First, the usually mild-mannered Medvedev yanked a towel out of a ballboy’s hand (a real faux-pas) and disgustingly threw it to the ground, engendering a chorus of boos and hisses from the already pro-Lopez crowd. The umpire game him a warning (after three, the player is defaulted) and the Russian followed that by raising his middle finger to the crowd, but shielded it from the umpire by positioning the bird on the other side of his face away from the official. When the umpire saw the replay on the big screen (in slow motion!), he warned the Russian that he couldn’t penalize him because he didn’t see it in real time, but made it clear that his gesture was beyond the realm of what he would accept as rational behavior.
The Second Cold War was on! The pro-Lopez crowd booed just about every gesture the Russian made, and really got behind the 37-year-old underdog. Medvedev was clearly the better player, hitting aces on his serve almost at will, but he had to battle thousands of American fans who took none too kindly to his ornery attitude.
When Medvedev closed out the third set tiebreaker to take a 2 set to 1 lead, it looked like a foregone conclusion that he would win the match, as long as he wouldn’t be felled by cramps. But the crowd would have none of it, and got on the Russian like only a New York crowd can. It reminded me of the scene at the Philadelphia Spectrum in 1975 when the Russian Army hockey team got bloodied by the Philadelphia Flyers and booed by their rowdy fans in their exhibition game against the then bad boys of hockey. Until the coach pulled his team off the ice, the Russians appeared to be in real danger from the toxic combination of rowdy hockey players and intoxicated hard-core anti-USSR fans.

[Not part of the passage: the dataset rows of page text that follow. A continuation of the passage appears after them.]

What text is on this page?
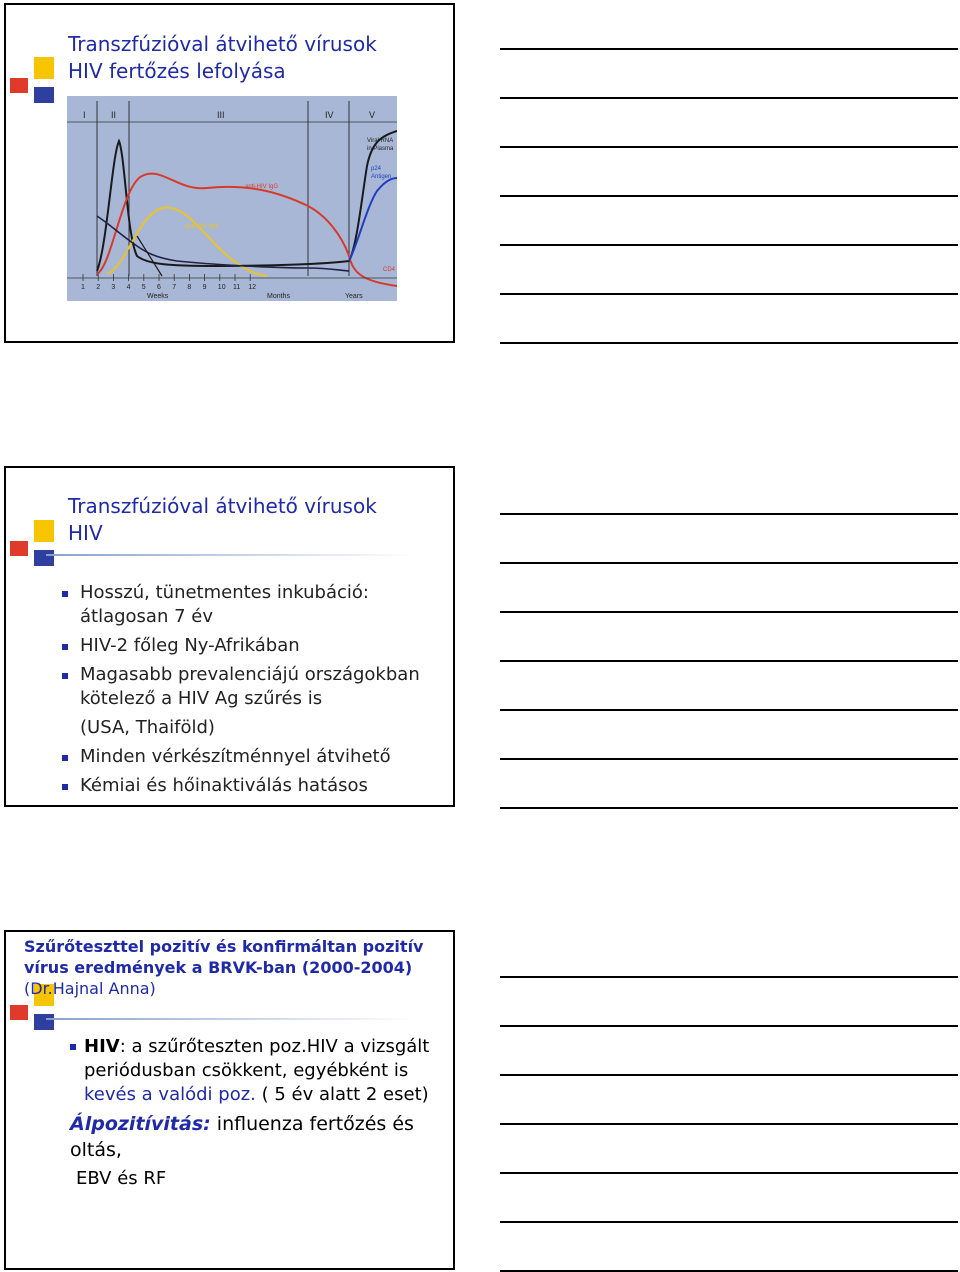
Transzfúzióval átvihető vírusok
HIV fertőzés lefolyása
I	II	III	IV	V
Viral RNA
in Plasma
p24
Antigen
anti-HIV IgG
anti-HIV IgM
CD4
1 2 3 4 5 6 7 8 9 10 11 12
Weeks	Months	Years
Transzfúzióval átvihető vírusok
HIV
Hosszú, tünetmentes inkubáció:
átlagosan 7 év
HIV-2 főleg Ny-Afrikában
Magasabb prevalenciájú országokban
kötelező a HIV Ag szűrés is
(USA, Thaiföld)
Minden vérkészítménnyel átvihető
Kémiai és hőinaktiválás hatásos
Szűrőteszttel pozitív és konfirmáltan pozitív
vírus eredmények a BRVK-ban (2000-2004)
(Dr.Hajnal Anna)
HIV: a szűrőteszten poz.HIV a vizsgált
periódusban csökkent, egyébként is
kevés a valódi poz. ( 5 év alatt 2 eset)
Álpozitívitás: influenza fertőzés és oltás,
EBV és RF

When the inevitable end came, and Medvedev walked away with a hard fought 7-6, 4-6, 7-6, 6-4 triumph, he told the crowd in his on-court interview how he couldn’t have won without their help. The crowd was offended, and needless to say, Medvedev has become the new Boris Badanoff to the pro-Capitalist crowd, and I’d expect him to play the villain for as long as he remains in the tournament. That’s good! Like professional wrestling, you always need a villain to balance the heroes, and now we’ve got one! Nick Kyrgios move over. We’ve got a real villain to boo!